Ixe, Lionel Soukaz’in son derece karanlık bir dönemde çektiği bir film. “İşte bunun için yaptım Ixe’i, ve haz almak için, ve sansürü provoke etmek için ve kaçmak için.” Ixe bir yaşam çığlığı, acı bir kahkaha! O güne kadar çektiği filmlerden, kaydettiği sahnelerden, televizyondan yaptığı alıntılardan parçalar koyarak inanılmaz bir patchwork gerçekleştiriyor Soukaz. Kırk kusur dakikalık, duble ekran için öngörülmüş, tek ekrandan da aynı etkiyle izlenebilen bir yerleştirme. Sadece deneysel sinema tarihi için değil, sinema hatta sanat tarihi için bir dönüm noktası, mihenk taşı ki bu noktada La Cinémathèque Française (Fransız Sinemateği) gibi son derece ciddi bir kurumun Ixe’i restore ettiğini söylememizde fayda var.


Ixe aynı adla anılan yasaya adanmış bir film.
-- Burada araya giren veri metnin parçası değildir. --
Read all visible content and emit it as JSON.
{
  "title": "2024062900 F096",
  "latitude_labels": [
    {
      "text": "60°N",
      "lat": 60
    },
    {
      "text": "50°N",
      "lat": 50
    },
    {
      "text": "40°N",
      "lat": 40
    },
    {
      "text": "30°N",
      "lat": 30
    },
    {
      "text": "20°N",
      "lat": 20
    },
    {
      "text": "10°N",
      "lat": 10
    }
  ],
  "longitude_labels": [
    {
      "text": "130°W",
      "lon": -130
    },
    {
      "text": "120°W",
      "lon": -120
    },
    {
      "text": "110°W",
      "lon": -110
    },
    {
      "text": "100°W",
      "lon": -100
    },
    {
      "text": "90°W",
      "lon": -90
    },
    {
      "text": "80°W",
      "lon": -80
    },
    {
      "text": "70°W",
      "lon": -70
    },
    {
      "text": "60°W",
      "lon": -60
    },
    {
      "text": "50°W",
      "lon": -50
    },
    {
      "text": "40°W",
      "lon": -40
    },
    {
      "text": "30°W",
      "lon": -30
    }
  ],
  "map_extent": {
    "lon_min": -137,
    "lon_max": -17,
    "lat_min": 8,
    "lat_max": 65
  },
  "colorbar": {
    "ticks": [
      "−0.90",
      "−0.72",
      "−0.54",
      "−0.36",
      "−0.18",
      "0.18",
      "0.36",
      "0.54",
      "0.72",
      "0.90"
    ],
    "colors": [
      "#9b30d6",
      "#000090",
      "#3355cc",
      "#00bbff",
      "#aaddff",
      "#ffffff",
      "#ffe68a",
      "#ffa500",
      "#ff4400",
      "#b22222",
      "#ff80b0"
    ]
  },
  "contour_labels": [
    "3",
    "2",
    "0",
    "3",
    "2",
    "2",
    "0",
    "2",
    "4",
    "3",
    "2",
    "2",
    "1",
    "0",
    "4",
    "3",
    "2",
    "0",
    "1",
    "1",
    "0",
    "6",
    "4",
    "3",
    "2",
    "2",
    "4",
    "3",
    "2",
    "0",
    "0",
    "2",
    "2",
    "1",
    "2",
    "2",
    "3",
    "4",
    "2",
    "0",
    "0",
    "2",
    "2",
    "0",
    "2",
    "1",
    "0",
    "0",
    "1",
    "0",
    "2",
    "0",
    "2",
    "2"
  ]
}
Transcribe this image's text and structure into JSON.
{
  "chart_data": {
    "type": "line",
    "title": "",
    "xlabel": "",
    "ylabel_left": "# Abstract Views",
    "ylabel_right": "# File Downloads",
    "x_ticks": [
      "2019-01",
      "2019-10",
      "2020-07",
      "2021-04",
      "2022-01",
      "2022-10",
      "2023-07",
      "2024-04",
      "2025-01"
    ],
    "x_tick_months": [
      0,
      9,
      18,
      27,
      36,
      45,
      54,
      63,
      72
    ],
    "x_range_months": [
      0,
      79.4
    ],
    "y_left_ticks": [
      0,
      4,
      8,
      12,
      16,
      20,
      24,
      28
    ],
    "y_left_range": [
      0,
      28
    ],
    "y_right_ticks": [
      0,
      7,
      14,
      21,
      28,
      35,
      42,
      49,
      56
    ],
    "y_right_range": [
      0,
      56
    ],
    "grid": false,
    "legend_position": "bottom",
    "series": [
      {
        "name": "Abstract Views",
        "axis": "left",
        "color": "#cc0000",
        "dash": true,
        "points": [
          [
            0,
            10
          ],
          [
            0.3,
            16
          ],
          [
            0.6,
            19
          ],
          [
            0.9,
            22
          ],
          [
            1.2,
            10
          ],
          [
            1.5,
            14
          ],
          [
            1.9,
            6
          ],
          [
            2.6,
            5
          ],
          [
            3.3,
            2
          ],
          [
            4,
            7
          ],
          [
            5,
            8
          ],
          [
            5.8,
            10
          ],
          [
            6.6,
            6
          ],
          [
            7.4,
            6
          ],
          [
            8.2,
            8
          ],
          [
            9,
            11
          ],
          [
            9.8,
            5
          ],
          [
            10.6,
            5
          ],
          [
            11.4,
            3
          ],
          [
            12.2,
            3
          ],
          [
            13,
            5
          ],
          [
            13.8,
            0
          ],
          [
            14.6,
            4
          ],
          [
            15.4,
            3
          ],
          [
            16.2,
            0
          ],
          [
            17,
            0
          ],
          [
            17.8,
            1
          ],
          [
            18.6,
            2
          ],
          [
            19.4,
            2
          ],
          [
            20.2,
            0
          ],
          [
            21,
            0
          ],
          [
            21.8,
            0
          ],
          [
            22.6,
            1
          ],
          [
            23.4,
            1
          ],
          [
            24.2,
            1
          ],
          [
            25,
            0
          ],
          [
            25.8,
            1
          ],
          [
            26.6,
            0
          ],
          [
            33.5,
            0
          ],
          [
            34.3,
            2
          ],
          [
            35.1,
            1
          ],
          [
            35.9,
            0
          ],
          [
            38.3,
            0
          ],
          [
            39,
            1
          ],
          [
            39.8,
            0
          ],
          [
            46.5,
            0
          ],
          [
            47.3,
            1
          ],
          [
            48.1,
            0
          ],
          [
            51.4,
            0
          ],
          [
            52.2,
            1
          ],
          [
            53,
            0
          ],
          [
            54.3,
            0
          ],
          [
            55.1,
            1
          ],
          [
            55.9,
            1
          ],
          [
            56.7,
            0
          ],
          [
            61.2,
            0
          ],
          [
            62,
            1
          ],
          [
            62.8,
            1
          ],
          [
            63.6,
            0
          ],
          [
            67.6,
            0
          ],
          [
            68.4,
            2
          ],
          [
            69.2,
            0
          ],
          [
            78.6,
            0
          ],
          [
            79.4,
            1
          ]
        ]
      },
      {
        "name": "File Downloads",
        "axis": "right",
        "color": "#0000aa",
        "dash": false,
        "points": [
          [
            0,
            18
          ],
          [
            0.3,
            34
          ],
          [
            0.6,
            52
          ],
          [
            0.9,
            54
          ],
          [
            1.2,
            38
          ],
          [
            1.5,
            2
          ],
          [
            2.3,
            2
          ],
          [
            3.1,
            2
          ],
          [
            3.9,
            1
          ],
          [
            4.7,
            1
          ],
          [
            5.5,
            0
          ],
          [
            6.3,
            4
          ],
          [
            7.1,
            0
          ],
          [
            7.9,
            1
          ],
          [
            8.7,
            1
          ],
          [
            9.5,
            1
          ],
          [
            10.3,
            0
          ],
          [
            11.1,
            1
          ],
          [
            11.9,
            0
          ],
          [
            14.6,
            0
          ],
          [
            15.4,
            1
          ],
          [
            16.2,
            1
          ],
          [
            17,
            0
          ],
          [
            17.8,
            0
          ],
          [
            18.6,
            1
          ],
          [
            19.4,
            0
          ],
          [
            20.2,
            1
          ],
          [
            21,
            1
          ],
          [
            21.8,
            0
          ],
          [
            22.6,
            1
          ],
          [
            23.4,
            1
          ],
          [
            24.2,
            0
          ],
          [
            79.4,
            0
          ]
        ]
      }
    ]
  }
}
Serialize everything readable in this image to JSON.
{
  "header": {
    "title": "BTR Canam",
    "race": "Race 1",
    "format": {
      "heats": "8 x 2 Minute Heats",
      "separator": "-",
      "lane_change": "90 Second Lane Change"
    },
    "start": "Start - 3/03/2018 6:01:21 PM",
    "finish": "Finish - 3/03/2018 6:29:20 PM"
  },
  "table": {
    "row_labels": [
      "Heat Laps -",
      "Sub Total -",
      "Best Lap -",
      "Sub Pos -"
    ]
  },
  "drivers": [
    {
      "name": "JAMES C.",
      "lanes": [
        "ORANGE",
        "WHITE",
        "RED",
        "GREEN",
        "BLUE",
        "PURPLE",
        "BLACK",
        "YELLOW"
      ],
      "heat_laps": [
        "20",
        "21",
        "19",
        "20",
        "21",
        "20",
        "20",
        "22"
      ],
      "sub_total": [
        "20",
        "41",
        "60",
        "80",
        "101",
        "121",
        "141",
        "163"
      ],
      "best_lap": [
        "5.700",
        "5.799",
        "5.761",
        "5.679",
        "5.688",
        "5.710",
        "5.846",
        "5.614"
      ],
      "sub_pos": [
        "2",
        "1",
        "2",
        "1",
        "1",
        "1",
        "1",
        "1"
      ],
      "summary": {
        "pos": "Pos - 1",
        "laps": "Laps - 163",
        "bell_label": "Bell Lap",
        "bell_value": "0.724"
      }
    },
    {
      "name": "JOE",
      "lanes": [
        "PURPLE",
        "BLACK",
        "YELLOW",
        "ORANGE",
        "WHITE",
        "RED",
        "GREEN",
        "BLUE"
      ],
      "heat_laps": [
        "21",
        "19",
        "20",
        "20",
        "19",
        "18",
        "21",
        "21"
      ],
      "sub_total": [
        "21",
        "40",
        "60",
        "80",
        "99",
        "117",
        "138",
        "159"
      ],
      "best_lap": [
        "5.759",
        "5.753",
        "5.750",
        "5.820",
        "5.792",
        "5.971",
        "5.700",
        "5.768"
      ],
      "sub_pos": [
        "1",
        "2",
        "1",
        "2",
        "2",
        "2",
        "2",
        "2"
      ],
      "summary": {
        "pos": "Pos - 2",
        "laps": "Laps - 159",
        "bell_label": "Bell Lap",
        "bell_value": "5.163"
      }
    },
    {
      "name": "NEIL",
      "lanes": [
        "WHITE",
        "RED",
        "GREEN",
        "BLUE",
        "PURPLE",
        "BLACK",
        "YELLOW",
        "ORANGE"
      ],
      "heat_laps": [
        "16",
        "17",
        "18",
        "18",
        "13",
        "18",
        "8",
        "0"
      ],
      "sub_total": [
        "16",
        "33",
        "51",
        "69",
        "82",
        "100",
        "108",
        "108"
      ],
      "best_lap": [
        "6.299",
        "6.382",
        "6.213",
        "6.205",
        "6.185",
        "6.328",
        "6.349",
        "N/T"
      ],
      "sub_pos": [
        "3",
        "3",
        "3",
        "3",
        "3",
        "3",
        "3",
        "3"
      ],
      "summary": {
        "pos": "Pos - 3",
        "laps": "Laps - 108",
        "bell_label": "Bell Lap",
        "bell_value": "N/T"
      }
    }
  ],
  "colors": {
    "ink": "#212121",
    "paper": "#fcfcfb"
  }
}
Ixe titretsin, ürpertsin.

Bu; firar, kriz, zeval, travesti, sertleşmiş, irkilen vücut, baskı, savaş,

siyasi şiddet, eroin, kaybolmuş vücut görüntüleri. Bu; boks maçı,

orman kanunu, hayatta kalma, tenis maçı görüntüleri. Endişe ve

utançtan kusturan siyasî ve dinî şahsiyetler. Ixe bunların hepsi olsun:

Bir çözümleme, kişisel bir çalışma (ayna), 80'li yılların bir resmi, ne

isterseniz, çok da önemli değil, ama Ixe, insanın tüylerini diken

diken yapan o şey, hayatın ürpertisi olsun.

Lionel Soukaz


Ixe (X yazılır, iks okunur, bir çığlık, bir yara gibi), içinden patlayan,

çarmıha gerilmiş bir film. Dört ayrı ekranda aynı anda gösterilmek

için düşünülmüş X bir parçalanma: Dört ana yönde, çarmıhın dört

ucunda, Savaş, Seks, Din ve Uyuşturucu. Üst üste gelen imgeler,

gözün zorlukla algıladığı flaşlar ve ustalıklı tekrarların hazırladığı

görsel oyun bize cinsellik ve cinsiyetin aynı zamanda bir vücut savaşı,

papanınsa halkın uyuşturucusu olduğunu hatırlatıyor. Televizyon

karşısında dünyanın tüm iğrençliğini göğüsleyen bu genç adamın

hikâyesi bir eroin partisini, modern bilinçaltının canavarlarını ortaya

çıkaran nesnel bir alan olarak betimliyor.”

Guy Hocquenghem



ÇE: Türkiye’de senin Ixe’i gösterme girişimlerin olmuştu diye hatırlıyorum.


YP: Ixe’i Türkiye’de daha önce iki kez gösterme şansına sahip oldum: İlki 22 Haziran 2011’de İstanbul Onur Haftası kapsamında Yeşil Ev’de; ikincisi 18 Mayıs 2013’te Ankara’da 8. Uluslararası Homofobi Karşıtı Festival programında. Üçüncü bir gösterimi çok yakında İstanbul’da organize etmeyi planlıyoruz, tabii Art Unlimited yardımıyla duyuracağız. İlgilileri, ilgisizleri, düşman olmayanları, düşman olup da tartışmayı bilenleri bekliyoruz.